Geçen hafta altın ve gümüş karışık sonuçlar sergiledi. Altın, hafif bir artışla %0,43’lük bir yükseliş kaydederek 2165 ABD Doları seviyesinde kapandı, ancak gümüş %2,0’lik bir düşüş yaşayarak 24,67 ABD Doları seviyesinde kapandı. Bu gelişmeler, ABD para politikasından yapay zekânın (YZ) endüstrideki artan rolüne kadar çeşitli faktörlerden etkilenen daha geniş bir resme dahil olmaktadır. Bu makale, kıymetli maden piyasasındaki son olayları, arka planlarını ve ortaya çıkan perspektifleri ele almaktadır.
Altın fiyatı, tarihi bir zirveye ulaştıktan sonra ABD Doları’nın değer kazanması nedeniyle bir düzeltme yaşadı. Bununla birlikte, altın genel olarak olumlu bir hafta kapanışı yaptı. Bunun ana nedenlerinden biri, ABD Merkez Bankası’nın bu yıl faizleri olası üç kez indirme açıklamasıydı. Bu para politikası dönüşü, daha önce altın fiyatlarında önemli bir artışa neden olmuş ve altının ekonomik belirsizlik zamanlarında güvenli liman olarak rolünü yansıtmıştır.
2021’de Şırnak’ın Gabar Dağı bölgesinde önemli bir petrol keşfi yapılmış ve burada 1 milyar varillik bir petrol rezervi bulunmuştu. Eğer hedefler tutarsa ve 100 bin varile ulaşılırsa Türkiye’nin üretiminin iki katından fazlasını oluşturacak ve bu da Türk lirasına olan dolar baskısını azaltabilir.
Ekonomi takvimi ile Dolar Endeksi‘nin bir araya getirilmesi, yatırımcıların bilinçli kararlar almasına büyük katkı sağlar.
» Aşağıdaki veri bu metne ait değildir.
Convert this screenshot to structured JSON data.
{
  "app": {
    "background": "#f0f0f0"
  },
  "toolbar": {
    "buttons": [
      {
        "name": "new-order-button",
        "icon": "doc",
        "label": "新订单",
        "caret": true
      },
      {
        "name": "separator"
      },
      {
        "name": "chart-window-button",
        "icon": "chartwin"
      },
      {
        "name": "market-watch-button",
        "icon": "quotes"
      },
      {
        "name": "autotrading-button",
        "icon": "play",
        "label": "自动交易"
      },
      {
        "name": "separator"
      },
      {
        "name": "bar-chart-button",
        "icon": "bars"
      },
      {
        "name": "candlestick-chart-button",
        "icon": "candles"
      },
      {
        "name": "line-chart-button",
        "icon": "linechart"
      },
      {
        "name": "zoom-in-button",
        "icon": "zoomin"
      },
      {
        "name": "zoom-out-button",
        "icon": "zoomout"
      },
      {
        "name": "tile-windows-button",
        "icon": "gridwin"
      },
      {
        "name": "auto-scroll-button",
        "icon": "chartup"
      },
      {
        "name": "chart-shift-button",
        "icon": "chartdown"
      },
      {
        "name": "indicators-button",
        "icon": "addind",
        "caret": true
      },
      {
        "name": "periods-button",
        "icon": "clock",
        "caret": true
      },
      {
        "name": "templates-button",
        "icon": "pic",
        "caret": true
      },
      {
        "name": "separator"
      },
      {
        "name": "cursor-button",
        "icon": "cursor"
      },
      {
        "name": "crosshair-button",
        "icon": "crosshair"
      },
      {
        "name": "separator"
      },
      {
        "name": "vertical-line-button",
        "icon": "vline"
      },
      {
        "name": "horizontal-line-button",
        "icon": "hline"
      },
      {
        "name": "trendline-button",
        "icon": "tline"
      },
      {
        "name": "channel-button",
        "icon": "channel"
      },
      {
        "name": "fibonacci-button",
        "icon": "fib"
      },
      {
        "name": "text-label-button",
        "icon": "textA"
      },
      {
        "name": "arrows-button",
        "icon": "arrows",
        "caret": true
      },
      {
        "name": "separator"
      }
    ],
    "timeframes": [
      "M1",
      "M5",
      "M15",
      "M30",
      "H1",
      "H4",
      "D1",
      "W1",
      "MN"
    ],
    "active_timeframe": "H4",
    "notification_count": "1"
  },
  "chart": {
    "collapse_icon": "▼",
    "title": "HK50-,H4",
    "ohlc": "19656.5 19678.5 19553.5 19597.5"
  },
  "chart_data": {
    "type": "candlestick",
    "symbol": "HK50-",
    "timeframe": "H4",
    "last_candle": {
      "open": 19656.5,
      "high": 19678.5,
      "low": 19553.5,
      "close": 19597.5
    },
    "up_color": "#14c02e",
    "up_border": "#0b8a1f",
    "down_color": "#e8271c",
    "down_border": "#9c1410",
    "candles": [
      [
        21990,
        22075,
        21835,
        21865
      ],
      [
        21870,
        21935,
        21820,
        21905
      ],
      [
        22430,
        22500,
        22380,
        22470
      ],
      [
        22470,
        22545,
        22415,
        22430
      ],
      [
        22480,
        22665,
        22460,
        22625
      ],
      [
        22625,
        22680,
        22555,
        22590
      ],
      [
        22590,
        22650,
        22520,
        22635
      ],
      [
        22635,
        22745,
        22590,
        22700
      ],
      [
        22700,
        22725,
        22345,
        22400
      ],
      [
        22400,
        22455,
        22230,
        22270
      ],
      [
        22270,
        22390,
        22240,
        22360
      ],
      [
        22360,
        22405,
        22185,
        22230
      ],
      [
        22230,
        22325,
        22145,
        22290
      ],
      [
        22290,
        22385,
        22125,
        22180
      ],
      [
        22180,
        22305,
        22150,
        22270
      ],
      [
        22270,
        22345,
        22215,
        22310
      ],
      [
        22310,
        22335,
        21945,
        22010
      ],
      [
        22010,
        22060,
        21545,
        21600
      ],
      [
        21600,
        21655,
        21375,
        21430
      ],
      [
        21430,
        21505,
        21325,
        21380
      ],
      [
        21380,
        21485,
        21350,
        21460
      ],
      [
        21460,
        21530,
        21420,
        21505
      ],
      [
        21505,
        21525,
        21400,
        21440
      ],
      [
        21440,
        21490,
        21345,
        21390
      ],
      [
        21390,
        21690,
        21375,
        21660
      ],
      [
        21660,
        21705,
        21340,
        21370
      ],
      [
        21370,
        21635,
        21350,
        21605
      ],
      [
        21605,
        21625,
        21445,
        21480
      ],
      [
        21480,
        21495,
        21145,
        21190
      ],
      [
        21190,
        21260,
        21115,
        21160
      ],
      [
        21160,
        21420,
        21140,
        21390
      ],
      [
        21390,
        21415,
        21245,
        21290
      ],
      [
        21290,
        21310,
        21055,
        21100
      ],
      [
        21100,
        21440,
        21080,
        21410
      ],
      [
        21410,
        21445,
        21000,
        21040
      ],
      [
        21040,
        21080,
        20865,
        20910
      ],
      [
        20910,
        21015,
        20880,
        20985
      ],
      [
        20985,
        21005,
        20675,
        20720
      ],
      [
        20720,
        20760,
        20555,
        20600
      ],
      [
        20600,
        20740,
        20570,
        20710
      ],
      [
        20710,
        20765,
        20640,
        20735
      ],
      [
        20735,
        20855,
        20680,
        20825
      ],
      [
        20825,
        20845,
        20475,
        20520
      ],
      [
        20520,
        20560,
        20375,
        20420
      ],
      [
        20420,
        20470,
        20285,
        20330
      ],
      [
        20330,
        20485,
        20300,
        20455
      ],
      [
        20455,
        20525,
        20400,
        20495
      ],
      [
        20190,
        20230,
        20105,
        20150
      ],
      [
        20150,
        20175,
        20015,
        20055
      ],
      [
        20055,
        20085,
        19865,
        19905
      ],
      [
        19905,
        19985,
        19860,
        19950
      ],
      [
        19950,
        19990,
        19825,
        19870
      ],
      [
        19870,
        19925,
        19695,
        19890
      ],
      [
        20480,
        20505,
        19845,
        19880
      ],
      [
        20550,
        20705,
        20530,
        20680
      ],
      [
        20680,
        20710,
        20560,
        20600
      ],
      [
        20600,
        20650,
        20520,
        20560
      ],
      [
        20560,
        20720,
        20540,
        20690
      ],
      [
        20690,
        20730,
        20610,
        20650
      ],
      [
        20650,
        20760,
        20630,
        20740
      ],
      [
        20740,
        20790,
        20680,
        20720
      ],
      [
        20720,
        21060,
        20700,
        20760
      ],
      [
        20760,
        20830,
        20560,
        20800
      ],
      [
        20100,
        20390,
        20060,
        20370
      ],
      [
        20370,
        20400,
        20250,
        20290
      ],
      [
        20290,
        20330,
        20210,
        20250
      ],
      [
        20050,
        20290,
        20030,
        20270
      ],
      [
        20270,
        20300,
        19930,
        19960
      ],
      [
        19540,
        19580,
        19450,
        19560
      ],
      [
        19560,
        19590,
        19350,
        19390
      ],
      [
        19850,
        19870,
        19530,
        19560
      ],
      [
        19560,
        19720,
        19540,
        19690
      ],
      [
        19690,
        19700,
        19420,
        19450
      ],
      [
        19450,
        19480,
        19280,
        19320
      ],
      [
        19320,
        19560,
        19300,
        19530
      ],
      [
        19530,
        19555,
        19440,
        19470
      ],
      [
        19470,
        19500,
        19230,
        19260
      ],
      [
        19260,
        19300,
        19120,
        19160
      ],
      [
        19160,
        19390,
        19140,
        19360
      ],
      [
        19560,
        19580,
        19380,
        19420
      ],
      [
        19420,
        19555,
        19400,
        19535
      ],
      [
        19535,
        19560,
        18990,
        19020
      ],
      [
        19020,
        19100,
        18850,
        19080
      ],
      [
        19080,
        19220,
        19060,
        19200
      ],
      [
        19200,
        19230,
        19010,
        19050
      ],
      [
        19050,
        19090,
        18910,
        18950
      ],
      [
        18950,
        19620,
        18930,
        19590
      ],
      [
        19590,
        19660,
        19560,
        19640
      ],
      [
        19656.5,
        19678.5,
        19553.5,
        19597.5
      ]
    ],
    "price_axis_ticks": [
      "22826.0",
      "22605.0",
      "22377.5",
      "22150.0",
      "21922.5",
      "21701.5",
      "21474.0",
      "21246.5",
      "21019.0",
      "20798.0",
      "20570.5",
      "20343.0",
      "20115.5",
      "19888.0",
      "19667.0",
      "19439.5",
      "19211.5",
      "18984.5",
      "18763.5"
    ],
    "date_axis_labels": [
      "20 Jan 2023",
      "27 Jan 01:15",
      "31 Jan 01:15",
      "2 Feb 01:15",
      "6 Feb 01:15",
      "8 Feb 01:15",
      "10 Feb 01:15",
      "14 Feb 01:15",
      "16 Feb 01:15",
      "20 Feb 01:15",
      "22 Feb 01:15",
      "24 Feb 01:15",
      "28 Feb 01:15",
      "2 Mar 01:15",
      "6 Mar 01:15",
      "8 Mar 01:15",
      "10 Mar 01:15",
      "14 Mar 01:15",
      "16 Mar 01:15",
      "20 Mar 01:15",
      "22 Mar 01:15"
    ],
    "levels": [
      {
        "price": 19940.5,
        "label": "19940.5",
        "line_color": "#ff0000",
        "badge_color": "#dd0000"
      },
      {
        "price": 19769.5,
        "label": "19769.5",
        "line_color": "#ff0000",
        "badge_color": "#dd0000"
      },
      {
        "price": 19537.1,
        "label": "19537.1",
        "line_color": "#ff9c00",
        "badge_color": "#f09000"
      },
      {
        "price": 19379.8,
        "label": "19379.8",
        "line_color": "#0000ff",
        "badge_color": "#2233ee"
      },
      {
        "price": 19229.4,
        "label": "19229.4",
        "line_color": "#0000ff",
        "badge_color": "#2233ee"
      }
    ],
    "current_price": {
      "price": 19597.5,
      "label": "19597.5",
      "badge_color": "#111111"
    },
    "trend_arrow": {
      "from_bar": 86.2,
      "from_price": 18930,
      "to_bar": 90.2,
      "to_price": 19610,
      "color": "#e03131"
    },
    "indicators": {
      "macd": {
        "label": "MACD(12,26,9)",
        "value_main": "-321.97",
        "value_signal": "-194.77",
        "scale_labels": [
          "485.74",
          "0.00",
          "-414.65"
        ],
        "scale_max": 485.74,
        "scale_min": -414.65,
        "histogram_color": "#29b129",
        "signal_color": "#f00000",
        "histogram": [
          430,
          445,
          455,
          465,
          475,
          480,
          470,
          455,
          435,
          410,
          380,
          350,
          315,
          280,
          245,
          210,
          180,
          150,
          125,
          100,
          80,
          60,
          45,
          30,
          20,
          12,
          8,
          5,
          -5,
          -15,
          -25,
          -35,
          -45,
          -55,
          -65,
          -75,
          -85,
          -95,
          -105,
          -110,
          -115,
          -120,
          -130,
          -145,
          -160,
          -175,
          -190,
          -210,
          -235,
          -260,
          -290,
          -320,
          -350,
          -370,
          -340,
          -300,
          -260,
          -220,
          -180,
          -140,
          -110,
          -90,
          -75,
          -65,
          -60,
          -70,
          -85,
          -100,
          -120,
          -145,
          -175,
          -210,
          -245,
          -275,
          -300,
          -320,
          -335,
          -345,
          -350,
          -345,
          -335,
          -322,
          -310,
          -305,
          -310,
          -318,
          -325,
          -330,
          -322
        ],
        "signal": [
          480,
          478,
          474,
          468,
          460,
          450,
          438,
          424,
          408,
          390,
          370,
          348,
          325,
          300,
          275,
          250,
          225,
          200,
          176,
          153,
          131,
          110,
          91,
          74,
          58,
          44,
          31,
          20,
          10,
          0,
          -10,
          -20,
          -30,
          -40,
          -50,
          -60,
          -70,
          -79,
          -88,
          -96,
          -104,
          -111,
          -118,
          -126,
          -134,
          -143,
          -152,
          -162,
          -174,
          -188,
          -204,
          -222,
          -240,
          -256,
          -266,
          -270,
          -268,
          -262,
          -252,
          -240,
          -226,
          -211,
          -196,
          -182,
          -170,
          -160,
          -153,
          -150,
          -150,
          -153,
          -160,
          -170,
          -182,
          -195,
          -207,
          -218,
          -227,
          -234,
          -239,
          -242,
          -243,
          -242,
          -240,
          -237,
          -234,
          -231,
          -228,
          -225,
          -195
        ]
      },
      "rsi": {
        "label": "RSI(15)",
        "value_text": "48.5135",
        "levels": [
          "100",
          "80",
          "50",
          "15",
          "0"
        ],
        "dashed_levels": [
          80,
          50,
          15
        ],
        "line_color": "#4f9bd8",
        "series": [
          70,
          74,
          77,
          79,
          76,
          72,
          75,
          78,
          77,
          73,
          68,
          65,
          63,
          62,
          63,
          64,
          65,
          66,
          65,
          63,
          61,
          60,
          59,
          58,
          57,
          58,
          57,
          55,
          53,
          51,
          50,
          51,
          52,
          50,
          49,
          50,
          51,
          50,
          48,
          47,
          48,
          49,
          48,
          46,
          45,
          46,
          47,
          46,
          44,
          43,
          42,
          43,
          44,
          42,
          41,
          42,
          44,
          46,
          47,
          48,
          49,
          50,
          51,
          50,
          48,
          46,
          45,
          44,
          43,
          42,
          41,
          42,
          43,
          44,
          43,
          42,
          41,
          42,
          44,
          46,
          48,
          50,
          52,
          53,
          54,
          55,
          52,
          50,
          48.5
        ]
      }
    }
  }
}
Önemli ekonomik olayların ve göstergelerin zamanlamasını belirlemek ve doların diğer para birimleri karşısındaki performansını dikkatle değerlendirmek için bu bilgilere başvurulur çünkü grafiksiz işlem yapmak genel görünümden bihaber olabilirler.
Grafik TradingView’den
USDTRY ABD doları, Türkiye Cumhuriyeti Merkez Bankası’nın son faiz artırma kararıyla düşüşe geçti ve 32.11 direnç seviyesinin yerini artık 31.98 direncine bıraktı. Altına yönelik yatırımcı geçişleri, doların tekrar 31.50 seviyesine inmesine yol açabilir.
Bunun için önceki destek seviyesi olan 31.75’e Fibonacci düzeyinde ulaşması gerekebilir. Şu anda, 21 Mart’tan itibaren belirgin bir düşüş görülüyor ve halk Trend’i satış veriyor ancak 31.90 seviyesinde güçlü bir al-sat dengesi var.
Bu seviyenin kırılması ve aşağı yönlü düşüşün benimsenmesi, yurt içinde alım gücünün artmasına ve birçok elektronik cihazın daha ucuzlamasına, ithal parçaların da daha düşük maliyetle işlenmesine olanak tanıyabilir. Böylece, cari açığın azalmasına olumlu katkı sağlanabilir.
Doların güçlenmesi ve buna bağlı olarak diğer para birimlerine karşı altının fiyatının artması rağmen, fiyat düşüşü sınırlı kalmıştır. Bu durum, düşük reel faizler, merkez bankalarının sürekli alımları, perakende talebin devamı ve altının politik risklere karşı bir korunma olarak işlevi gibi bir dizi destekleyici faktörle açıklanabilir.